Modulating the Oxygen Reduction Selectivity in Pt or Pd Chalcogenides via the Ensemble Effect and Electronic Effect.

Abstract

The atomic ensemble effect will affect the catalysis on catalyst surfaces and determine the selectivity of multielectron reactions, which is an effective potential strategy to modulate the oxygen reduction reaction (ORR) selectivity for hydrogen peroxide (H2O2) production. Here, we reported the investigation of the ensemble effect on Pt/Pd chalcogenides for the two-electron ORR. A series of Pt/Pd chalcogenides were synthesized via introducing chalcogens into Pt/Pd, resulting in catalysts with isolated Pt/Pd active site. X-ray adsorption spectroscopy reveals the change of the electronic structure.
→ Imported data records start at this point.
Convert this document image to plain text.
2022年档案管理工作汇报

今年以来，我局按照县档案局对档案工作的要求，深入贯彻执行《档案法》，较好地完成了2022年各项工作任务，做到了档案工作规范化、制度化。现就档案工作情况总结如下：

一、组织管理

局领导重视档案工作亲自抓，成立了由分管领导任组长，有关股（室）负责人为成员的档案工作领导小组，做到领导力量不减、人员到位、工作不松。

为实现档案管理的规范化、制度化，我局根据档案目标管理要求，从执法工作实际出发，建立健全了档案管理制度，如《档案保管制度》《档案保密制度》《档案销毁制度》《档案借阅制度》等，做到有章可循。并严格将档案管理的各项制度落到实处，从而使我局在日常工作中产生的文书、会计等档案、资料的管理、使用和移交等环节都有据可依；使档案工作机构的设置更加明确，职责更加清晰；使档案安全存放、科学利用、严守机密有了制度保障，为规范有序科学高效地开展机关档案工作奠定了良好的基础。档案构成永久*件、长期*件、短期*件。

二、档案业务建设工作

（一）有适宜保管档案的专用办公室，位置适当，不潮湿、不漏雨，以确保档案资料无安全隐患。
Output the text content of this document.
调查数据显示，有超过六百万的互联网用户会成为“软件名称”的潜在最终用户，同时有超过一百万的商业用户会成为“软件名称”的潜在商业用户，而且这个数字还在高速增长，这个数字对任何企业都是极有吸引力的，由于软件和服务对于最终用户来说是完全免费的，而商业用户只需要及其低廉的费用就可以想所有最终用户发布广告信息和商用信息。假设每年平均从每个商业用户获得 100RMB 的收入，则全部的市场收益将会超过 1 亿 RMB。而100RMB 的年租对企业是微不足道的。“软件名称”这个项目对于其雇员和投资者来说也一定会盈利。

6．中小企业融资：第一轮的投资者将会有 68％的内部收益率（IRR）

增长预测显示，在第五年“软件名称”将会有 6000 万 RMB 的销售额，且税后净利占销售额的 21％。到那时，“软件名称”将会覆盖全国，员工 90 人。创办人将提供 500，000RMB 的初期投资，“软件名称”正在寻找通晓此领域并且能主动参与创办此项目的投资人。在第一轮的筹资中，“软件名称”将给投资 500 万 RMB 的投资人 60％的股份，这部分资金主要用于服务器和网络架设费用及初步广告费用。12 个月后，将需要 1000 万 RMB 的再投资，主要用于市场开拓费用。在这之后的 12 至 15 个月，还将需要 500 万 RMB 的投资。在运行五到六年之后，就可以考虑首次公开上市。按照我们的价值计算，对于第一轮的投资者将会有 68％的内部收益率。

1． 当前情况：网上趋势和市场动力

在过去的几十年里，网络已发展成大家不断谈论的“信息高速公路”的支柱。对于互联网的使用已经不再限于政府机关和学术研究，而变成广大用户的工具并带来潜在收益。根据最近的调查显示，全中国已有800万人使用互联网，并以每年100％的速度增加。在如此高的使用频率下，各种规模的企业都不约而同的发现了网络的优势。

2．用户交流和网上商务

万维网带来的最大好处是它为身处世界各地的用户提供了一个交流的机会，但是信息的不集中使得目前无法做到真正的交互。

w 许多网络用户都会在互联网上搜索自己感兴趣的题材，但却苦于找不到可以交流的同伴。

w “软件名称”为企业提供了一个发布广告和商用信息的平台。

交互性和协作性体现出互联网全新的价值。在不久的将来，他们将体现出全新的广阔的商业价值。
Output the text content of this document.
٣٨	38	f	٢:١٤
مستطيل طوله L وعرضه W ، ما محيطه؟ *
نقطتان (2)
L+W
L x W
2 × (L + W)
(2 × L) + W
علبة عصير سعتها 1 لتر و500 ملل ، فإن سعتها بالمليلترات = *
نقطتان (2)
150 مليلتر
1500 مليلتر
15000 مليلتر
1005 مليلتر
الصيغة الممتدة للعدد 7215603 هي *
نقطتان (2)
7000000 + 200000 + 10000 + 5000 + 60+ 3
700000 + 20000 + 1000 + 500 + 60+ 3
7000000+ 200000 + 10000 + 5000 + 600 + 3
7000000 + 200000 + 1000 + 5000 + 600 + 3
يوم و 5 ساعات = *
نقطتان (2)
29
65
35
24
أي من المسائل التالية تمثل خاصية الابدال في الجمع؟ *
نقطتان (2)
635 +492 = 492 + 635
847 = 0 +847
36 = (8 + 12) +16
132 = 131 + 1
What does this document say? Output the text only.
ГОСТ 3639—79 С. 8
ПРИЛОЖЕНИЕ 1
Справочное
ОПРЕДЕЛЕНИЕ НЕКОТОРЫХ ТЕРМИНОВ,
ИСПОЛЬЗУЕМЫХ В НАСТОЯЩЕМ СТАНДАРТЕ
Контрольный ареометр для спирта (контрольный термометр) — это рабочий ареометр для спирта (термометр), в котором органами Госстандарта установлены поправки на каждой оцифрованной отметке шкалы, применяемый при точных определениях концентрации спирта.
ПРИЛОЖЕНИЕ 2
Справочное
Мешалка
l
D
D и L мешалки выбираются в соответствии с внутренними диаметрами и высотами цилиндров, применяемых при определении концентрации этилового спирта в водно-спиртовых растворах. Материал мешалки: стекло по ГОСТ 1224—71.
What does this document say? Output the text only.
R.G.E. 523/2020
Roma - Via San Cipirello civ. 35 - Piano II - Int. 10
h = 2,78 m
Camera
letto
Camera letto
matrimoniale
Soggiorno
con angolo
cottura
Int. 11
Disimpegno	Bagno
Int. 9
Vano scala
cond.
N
Their ORR selectivity transformed from a four-electron process to a two-electron one, which was attributed to the isolated active sites changing the adsorption mode and the tunable electronic property weakening the adsorption energy. Density functional theory calculations revealed that Pt/Pd chalcogenides possessed a lower binding energy of OOH* and inhibited the breakage of the O-O bond, and PtSe2/C with an optimal adsorption energy of OOH* showed 91% selectivity toward H2O2 production. This work provides a design principle for synthesizing highly selective Pt group catalysts for H2O2 production.